So I went to their open house here in San Francisco recently. I've been wanting to take some mixing classes since I'm pretty happy w/ my arrangements at this point but know that the songs' mixdowns could sound a lot better. I had no real idea about what the SAE curriculum was all about, but figured that I could learn something useful even though I've been playing with sound of all kinds since 1989 or so (I'm older than most of you.

It was an eye-opener on a lot of levels; first off, seems I know a whole lot fucking more than I thought I did.
Their shorter electronic music course (3 months full-time, $2000 US) - without boasting, can say I feel confident that I could teach 90% of that course.
The ATP course mentioned above (the $20,000 US with macbook, protools, logic, etc.) is 9 months full-time; this was the one that I realized I was looking for more, learning solid & universal studio skills on real consoles (SSL, Neve) as well as other areas of pro sound like surround mixing, foley, ADR, sound design, etc.
The people generally seemed to know what they were talking about (the tour guide was a Witch House label owner....heh) and conversely, nobody else in the fucking tour group I was in had the first idea about anything. When the school's finance director started talking about financing options this one middle-aged aspiring hip hop impresario raised his hand and asked with a slight lisp: "Um, yeah... so what's the best music software?" and when the finance guy recovered nicely from that one, about 5 minutes later the same guy raised his hand and asked "Um, so yeah... what's the best sound card?"
Anyway, I digress. The whole point here is that this stuff is really, really from the ground up: they assume you don't know squat when you walk in the door because in all honesty most of their applicants don't.
You can learn a lot of what they're teaching organically simply by doing: spend 3 hours a day making tunes and experimenting and trying to learn new shit from books, videos, listening, etc. - and many people will learn it in a much more applicable way than what they're going to teach you. HOWEVER: they also will teach you stuff you won't learn on your own usually, not the basics but some of the finer points like contract negotiation; and the access to resources of studios and gear is almost worth tuition in and of itself. Let's also not forget the networking that comes with an environment like this.

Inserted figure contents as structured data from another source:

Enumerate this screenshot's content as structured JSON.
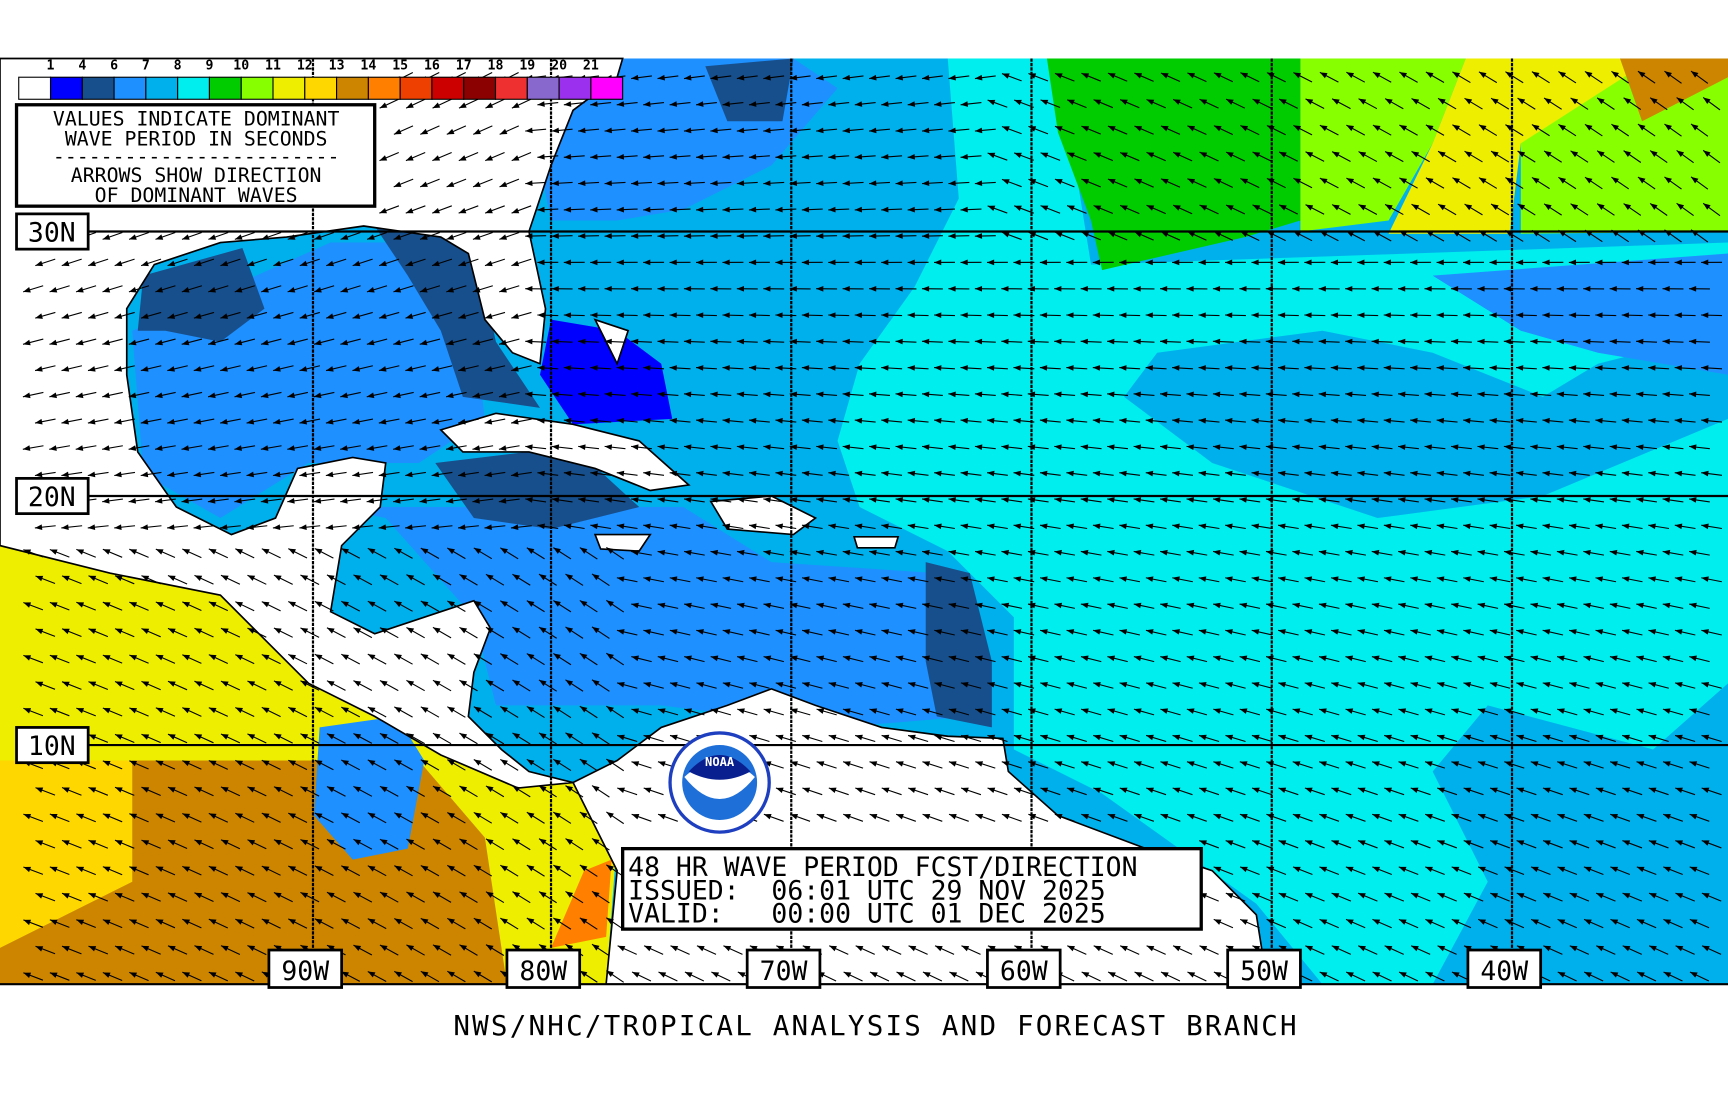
{
  "legend": {
    "tick_labels": [
      "1",
      "4",
      "6",
      "7",
      "8",
      "9",
      "10",
      "11",
      "12",
      "13",
      "14",
      "15",
      "16",
      "17",
      "18",
      "19",
      "20",
      "21"
    ],
    "colors": [
      "#ffffff",
      "#0000ff",
      "#174f8c",
      "#1e90ff",
      "#00b0ec",
      "#00eeee",
      "#00cc00",
      "#88ff00",
      "#eeee00",
      "#ffd700",
      "#cd8500",
      "#ff7f00",
      "#ee4000",
      "#cd0000",
      "#8b0000",
      "#ee3030",
      "#8968cd",
      "#9b30ee",
      "#ff00ff"
    ],
    "note_line1": "VALUES INDICATE DOMINANT",
    "note_line2": "WAVE PERIOD IN SECONDS",
    "note_sep": "------------------------",
    "note_line3": "ARROWS SHOW DIRECTION",
    "note_line4": "OF DOMINANT WAVES"
  },
  "latitudes": [
    "30N",
    "20N",
    "10N"
  ],
  "longitudes": [
    "90W",
    "80W",
    "70W",
    "60W",
    "50W",
    "40W"
  ],
  "title_box": {
    "line1": "48 HR WAVE PERIOD FCST/DIRECTION",
    "line2": "ISSUED:  06:01 UTC 29 NOV 2025",
    "line3": "VALID:   00:00 UTC 01 DEC 2025"
  },
  "logo": {
    "text": "NOAA"
  },
  "footer": "NWS/NHC/TROPICAL ANALYSIS AND FORECAST BRANCH"
}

In the end I'm not going to do it right now because they're not fully accredited in California... if I'm forking out 20 grand, you can bet I wanna get a degree out of it. But I think the SAE program has a lot to offer if you're serious about it. If you know nothing the EMP course might not be a bad idea, and if you know something and want to get serious and maybe try to make it a full time career, check out the ATP course.